La Svizzera riscrive la propria storia ai Mondiali 2026. A Vancouver la formazione di Yakin supera la Colombia ai calci di rigore (4-3) dopo uno 0-0 durato 120 minuti e conquista l’accesso ai quarti di finale della Coppa del Mondo per la prima volta dal 1954. Un traguardo storico per gli elvetici, che interrompono una lunga serie di eliminazioni agli ottavi e ora sfideranno l’Argentina per un posto in semifinale.
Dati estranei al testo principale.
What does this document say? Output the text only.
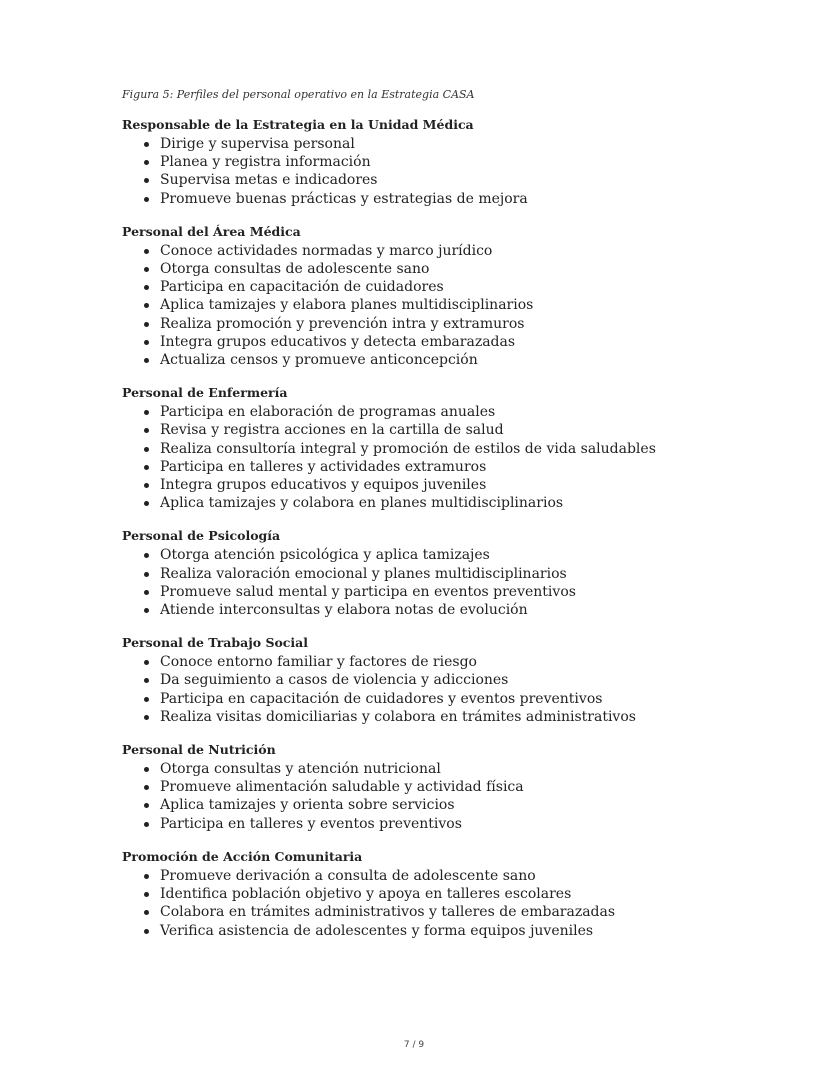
Figura 5: Perfiles del personal operativo en la Estrategia CASA

Responsable de la Estrategia en la Unidad Médica

Dirige y supervisa personal
Planea y registra información
Supervisa metas e indicadores
Promueve buenas prácticas y estrategias de mejora

Personal del Área Médica

Conoce actividades normadas y marco jurídico
Otorga consultas de adolescente sano
Participa en capacitación de cuidadores
Aplica tamizajes y elabora planes multidisciplinarios
Realiza promoción y prevención intra y extramuros
Integra grupos educativos y detecta embarazadas
Actualiza censos y promueve anticoncepción

Personal de Enfermería

Participa en elaboración de programas anuales
Revisa y registra acciones en la cartilla de salud
Realiza consultoría integral y promoción de estilos de vida saludables
Participa en talleres y actividades extramuros
Integra grupos educativos y equipos juveniles
Aplica tamizajes y colabora en planes multidisciplinarios

Personal de Psicología

Otorga atención psicológica y aplica tamizajes
Realiza valoración emocional y planes multidisciplinarios
Promueve salud mental y participa en eventos preventivos
Atiende interconsultas y elabora notas de evolución

Personal de Trabajo Social

Conoce entorno familiar y factores de riesgo
Da seguimiento a casos de violencia y adicciones
Participa en capacitación de cuidadores y eventos preventivos
Realiza visitas domiciliarias y colabora en trámites administrativos

Personal de Nutrición

Otorga consultas y atención nutricional
Promueve alimentación saludable y actividad física
Aplica tamizajes y orienta sobre servicios
Participa en talleres y eventos preventivos

Promoción de Acción Comunitaria

Promueve derivación a consulta de adolescente sano
Identifica población objetivo y apoya en talleres escolares
Colabora en trámites administrativos y talleres de embarazadas
Verifica asistencia de adolescentes y forma equipos juveniles
7 / 9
La gara si è rivelata equilibrata e molto tattica, con poche occasioni nitide da entrambe le parti. La Colombia ha mostrato maggiore intraprendenza soprattutto nei tempi supplementari, sfiorando il vantaggio in più di un’occasione senza però riuscire a concretizzare. La Svizzera ha invece puntato sulla solidità difensiva e sulla compattezza del gruppo, riuscendo a trascinare il match fino alla lotteria dei rigori.
Dal dischetto è stato Gregor Kobel a diventare l’eroe della serata. Il portiere svizzero ha neutralizzato il tentativo di Hernandez, mentre Davinson Sanchez ha colpito la traversa, indirizzando la serie a favore degli elvetici. Dopo l’errore di Akanji, è stato Ruben Vargas a trasformare il penalty decisivo, facendo esplodere la festa svizzera e regalando alla nazionale un risultato che mancava da ben 72 anni.
Per la Colombia si chiude invece un percorso positivo ma amaro. I Cafeteros hanno creato le migliori opportunità della partita, senza trovare la rete che avrebbe evitato i rigori, dove gli errori si sono rivelati fatali.
Il successo permette alla Svizzera di accedere ai quarti di finale, dove troverà l’Argentina in una delle sfide più attese del torneo. Gli uomini di Yakin proveranno ora a proseguire il sogno mondiale contro i campioni in carica, mentre la nazionale colombiana saluta la competizione con il rimpianto di aver sprecato diverse occasioni per chiudere la partita prima dei rigori.